After plaintiff commenced this action against defendant alleging, among other things, that defendant had trespassed on her property and assaulted her, defendant moved to disqualify plaintiff's attorney, Edward Carroll. Defendant's motion was based on a telephone call he made to Carroll approximately one month prior to his alleged trespass and assault seeking representation with respect to his ongoing dispute with plaintiff, who was his neighbor. Supreme Court, after a hearing, found that defendant had described his legal problems with plaintiff and at least some of his version of the history of his differences with her to Carroll during the telephone conversation. The court also found that Carroll, after telling defendant that he represented plaintiff, suggested that defendant write him a letter about any complaint he had with plaintiff and not have any contact with her concerning anything that could lead to an altercation. Supreme Court concluded that Carroll improperly gave defendant legal advice, that the subject matter of the telephone conversation was related to the subject matter of the litigation and that any doubt as to whether a conflict of interest existed had to be resolved in favor of disqualification. Plaintiff appeals and we reverse.
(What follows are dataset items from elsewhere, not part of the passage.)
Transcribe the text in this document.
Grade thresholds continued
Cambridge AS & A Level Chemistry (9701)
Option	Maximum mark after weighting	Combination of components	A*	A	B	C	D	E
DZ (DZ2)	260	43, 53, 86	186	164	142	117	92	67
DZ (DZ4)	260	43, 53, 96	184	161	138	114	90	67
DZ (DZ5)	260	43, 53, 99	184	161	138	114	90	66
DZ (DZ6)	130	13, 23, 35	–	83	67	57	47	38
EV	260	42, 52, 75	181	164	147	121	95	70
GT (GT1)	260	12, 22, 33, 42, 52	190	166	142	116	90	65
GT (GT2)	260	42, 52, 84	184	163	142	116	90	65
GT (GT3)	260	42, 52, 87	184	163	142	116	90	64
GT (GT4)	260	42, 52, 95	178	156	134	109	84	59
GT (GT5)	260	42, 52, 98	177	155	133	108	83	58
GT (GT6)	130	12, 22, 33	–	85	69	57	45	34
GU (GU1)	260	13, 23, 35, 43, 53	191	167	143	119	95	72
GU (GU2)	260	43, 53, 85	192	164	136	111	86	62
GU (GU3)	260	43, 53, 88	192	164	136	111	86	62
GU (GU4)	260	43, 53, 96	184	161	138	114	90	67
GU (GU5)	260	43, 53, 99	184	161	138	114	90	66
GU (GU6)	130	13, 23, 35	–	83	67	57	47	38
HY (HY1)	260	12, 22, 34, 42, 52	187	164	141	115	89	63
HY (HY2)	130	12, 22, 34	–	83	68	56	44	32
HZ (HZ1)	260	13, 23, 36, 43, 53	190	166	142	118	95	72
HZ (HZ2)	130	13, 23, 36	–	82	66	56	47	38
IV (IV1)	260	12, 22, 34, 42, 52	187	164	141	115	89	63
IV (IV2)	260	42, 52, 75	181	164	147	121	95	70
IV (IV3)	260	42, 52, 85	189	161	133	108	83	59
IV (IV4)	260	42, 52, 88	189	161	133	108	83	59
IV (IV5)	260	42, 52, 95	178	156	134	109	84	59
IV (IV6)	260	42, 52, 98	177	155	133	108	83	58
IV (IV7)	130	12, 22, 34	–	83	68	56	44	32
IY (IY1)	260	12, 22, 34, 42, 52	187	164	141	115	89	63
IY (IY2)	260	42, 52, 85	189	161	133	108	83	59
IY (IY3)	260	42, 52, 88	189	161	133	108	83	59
Initially, we note that "[t]he right to choose one's own counsel is a valued right," the restriction of which "must be carefully scrutinized" (Matter of Advent Assoc., LLC v Vogt Family Inv. Partners, L.P., 56 AD3d 1023, 1024 [2008]; see S & S Hotel Ventures Ltd. Partnership v 777 S.H. Corp., 69 NY2d 437, 440, 443 [1987]). In this case, our analysis is guided by the former Code of Professional Responsibility, which was in effect at the time of the conduct in question (see Bank Hapoalim B.M. v WestLB AG, 82 AD3d 433, , 918 NYS2d 49, 49 [2011]), and we note that even in the absence of an attorney-client relationship -- as here -- an attorney has a fiduciary obligation to preserve the confidential secrets of prospective clients (see Seeley v Seeley, 129 AD2d 625, 626-627 [1987]; former Code of Professional Responsibility EC 4-1; see also former Code of Professional Responsibility DR 4-101 [a]; 5-108 [a] [1] [22 NYCRR 1200.19 (a); 1200.27]; Rules of Professional Conduct [22 NYCRR 1200.0] rule 1.18 [c]). Since there is no question that the parties' interests are adverse, the case turns on whether Carroll received confidential information during the telephone call that could be embarrassing or detrimental to defendant and, if so, whether the disclosures made during the phone call and the issues now in litigation are substantially related (see Seeley v Seeley, 129 AD2d at 627; former Code of Professional Responsibility EC 4-1).

Preliminarily, we disagree with Supreme Court's conclusion that Carroll's suggestion to defendant constituted legal advice. Inasmuch as the suggestion was made when defendant was aware that Carroll represented plaintiff and it did not address defendant's rights or remedies, we view it as no more than an attempt to diffuse the dispute between the parties (compare Falk v Chittenden, 11 NY3d 73, 78 [2008], and Parnes v Parnes, 80 AD3d 948, 950 [2011]).

Turning to the issue of whether a fiduciary obligation arose here, defendant failed to establish that he shared any information with Carroll during the telephone conversation that could be considered confidential (see Porter v Beaulieu, 290 AD2d 630, 630-631 [2002]; Martin v Martin, 224 AD2d 597, 597 [1996]). Moreover, even though the acrimony between the parties apparently culminated in the incident giving rise to this action, the relationship between that history and the relevant issues in this action has not been shown to be substantial, as it must to warrant disqualification (see Nicola v Barrett, 43 AD3d 583, 585 [2007]; Waehner v Northwest Bay Partners, Ltd., 30 AD3d 799, 800 [2006]; Gaspar v Hollrock Poured Concrete, Inc., 7 AD3d 871, 872 [2004]; Leonardo v Leonardo, 297 AD2d 416, 418 [2002]).

Mercure, J.P., Malone Jr., Stein and Egan Jr., JJ., concur.

ORDERED that the order is reversed, on the law, with costs, and motion denied.